Evolution is blind. It has no memory, no model, no ethics.

Capitalism is blind at the selection level – profit and survival are mechanical – but the agents inside it are not.

Humans can:

  • build models of the system,
  • anticipate second- and third-order effects,
  • choose goals beyond “maximise short-term fitness”.

In other words:

  • A bird cannot decide to redesign evolution.
  • A person can decide to use capitalism in a particular way.

That doesn’t mean we can simply “switch off” the system. But it does mean individual participants can:

  • choose what they optimise for,
  • decide which strategies they are willing to run,
  • and use capital in ways that reflect their values, not just their fear.

We’re still organisms in an environment – but we’re organisms that can understand the environment’s source code.

What This Lens Changes for Me as an Investor

Seeing capitalism as an evolutionary system shifts a few things in my head.

1. I stop looking for perfection. I look for robustness.

In evolution, there is no perfect organism. There are only organisms that are good enough for this environment, right now.

In markets, there is no perfect company.

There are companies that:

  • survive different cycles,
  • generate cash under a range of conditions,
  • adapt rather than snap when the environment shifts.

I care less about “the best” and more about “hard to kill”.

2. I respect path dependence

Evolution is path dependent. You can’t just jump from fish to bird in one step. You get strange intermediates, constraints, leftovers.

Businesses are the same.

The current structure, culture, and capital allocation decisions of a firm are not arbitrary; they’re the residue of its survival path.

That matters when you ask:

  • “Can this company realistically become something else?”
  • “Is this business structurally capable of using new opportunities, or is it locked in?”

3. I pay attention to selection pressure, not just stories

Every narrative in markets sits on top of a set of selection pressures:

  • interest rates
  • regulatory regimes
  • demographics
  • technology costs
  • cultural norms

When those pressures move, what looks like “good strategy” can flip quickly.

Thinking evolutionarily keeps me asking:

“What traits is the environment really rewarding now? And what if that changes?”

How This Helps Outside of Investing

This perspective doesn’t just apply to portfolios; it leaks into how I view my own life.

  • Careers behave like species in a changing climate. Some environments favour certain skill-sets; others don’t.
  • Cities and countries act like ecosystems with different niches and selection pressures.
  • Habits and routines are micro-strategies that either survive in your life or get eliminated by reality.

Seeing all this as evolution softens the self-blame.

If something doesn’t work – a role, a business, a relationship to work – it’s not always because you are defective.

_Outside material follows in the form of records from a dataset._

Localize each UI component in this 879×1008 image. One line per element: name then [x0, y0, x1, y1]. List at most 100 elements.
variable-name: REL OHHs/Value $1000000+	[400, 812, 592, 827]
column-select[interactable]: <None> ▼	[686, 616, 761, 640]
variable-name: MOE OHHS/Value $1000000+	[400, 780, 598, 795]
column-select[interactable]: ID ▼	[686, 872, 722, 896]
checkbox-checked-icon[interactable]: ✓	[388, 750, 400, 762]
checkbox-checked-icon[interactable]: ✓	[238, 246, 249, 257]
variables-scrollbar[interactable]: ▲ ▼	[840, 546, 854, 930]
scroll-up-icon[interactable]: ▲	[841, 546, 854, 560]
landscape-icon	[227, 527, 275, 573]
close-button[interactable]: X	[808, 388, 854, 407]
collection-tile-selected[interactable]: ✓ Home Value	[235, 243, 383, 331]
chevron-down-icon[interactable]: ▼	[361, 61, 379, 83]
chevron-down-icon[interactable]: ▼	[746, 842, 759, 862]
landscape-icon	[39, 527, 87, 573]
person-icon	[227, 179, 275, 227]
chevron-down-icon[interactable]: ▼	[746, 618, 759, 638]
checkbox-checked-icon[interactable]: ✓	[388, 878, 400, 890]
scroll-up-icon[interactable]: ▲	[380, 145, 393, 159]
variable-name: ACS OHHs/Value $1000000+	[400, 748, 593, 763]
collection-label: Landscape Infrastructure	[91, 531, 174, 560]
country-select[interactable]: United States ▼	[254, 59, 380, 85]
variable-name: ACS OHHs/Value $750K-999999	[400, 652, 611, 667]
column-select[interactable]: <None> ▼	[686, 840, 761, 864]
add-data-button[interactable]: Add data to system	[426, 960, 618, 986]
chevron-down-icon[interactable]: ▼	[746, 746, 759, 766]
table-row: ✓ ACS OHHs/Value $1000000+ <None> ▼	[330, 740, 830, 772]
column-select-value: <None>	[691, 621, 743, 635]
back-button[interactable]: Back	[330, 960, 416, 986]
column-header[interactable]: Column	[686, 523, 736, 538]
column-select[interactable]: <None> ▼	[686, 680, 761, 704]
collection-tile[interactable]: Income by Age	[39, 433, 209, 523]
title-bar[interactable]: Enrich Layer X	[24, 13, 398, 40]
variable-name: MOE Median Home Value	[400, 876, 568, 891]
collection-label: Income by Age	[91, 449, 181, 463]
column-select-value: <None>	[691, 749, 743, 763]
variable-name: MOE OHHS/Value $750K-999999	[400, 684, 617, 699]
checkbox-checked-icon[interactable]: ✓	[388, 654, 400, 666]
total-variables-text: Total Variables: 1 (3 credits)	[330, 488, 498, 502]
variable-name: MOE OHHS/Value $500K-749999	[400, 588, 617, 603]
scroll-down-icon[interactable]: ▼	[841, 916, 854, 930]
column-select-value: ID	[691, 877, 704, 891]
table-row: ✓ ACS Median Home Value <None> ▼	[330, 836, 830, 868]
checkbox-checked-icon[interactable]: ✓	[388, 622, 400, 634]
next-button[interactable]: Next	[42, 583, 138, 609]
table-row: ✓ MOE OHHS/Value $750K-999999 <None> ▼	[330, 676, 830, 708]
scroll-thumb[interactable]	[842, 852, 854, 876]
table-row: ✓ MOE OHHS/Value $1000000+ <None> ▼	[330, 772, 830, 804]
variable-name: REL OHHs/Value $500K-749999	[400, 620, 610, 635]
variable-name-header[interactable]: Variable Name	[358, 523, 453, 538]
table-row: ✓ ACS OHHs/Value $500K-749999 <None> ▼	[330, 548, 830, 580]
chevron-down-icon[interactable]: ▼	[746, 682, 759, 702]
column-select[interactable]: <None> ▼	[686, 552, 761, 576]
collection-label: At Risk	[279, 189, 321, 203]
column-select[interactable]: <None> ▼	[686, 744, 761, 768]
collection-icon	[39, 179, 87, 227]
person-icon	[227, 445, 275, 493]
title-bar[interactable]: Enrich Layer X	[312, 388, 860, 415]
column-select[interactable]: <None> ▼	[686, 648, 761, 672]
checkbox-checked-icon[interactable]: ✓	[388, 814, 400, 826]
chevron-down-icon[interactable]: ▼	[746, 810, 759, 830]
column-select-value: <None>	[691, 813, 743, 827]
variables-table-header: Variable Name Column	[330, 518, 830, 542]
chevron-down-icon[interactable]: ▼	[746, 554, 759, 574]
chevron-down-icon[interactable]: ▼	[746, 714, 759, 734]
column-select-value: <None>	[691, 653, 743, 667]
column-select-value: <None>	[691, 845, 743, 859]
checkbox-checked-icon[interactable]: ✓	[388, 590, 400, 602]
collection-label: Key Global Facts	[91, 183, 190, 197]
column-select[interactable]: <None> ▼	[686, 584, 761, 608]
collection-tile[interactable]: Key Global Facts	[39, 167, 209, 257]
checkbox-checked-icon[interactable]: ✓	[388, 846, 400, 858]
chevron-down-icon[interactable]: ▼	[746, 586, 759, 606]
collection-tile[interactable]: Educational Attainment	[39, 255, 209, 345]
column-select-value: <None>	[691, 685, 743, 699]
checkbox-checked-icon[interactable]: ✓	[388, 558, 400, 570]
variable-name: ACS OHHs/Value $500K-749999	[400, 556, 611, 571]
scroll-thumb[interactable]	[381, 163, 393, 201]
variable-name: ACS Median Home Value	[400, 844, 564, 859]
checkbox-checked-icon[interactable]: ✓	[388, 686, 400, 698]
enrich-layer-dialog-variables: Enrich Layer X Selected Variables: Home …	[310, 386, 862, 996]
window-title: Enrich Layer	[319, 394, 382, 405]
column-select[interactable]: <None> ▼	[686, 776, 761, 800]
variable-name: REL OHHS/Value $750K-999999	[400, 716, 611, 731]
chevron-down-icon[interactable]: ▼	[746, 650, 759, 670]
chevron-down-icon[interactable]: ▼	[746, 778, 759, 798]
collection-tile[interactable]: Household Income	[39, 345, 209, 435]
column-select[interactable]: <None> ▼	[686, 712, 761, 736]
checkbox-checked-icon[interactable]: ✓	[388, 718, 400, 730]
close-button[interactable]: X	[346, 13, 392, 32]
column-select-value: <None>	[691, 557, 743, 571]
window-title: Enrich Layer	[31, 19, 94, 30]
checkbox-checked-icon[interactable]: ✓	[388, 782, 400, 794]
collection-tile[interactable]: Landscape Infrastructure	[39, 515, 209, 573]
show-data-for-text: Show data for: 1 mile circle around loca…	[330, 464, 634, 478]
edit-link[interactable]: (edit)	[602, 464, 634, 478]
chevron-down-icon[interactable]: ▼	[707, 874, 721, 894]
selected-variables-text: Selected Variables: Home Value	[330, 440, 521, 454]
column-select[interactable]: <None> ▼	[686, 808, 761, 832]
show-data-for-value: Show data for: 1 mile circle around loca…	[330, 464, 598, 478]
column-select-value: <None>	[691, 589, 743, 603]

Sometimes the environment changed, and what used to be fit no longer is.

The useful question becomes:

“Given the environment I’m actually in, what traits and behaviours would survive and compound here?”

Living Inside the System, With Eyes Open

Capitalism wasn’t invented the way a car or a computer was. It grew.

It’s an emergent, evolutionary system that:

  • allocates capital using profit as fitness,
  • ruthlessly selects against fragile or stupid strategies,
  • and lets winners reshape the environment that shaped them.

From the inside, it feels almost over-designed. From the outside, it looks like a survivor of a long, brutal selection process.

For me, the practical takeaway is simple:

  • I don’t romanticise markets.
  • I don’t demonise them either.
  • I treat them like weather and ecosystems: real, powerful, and indifferent.

Inside that, I still get to choose:

  • what I optimise for,
  • which strategies I run,
  • and how much of my life I’m willing to trade for marginal gains.

Evolution doesn’t care.

Capitalism doesn’t care.

But I do – and that’s the only part of the system I actually get to design.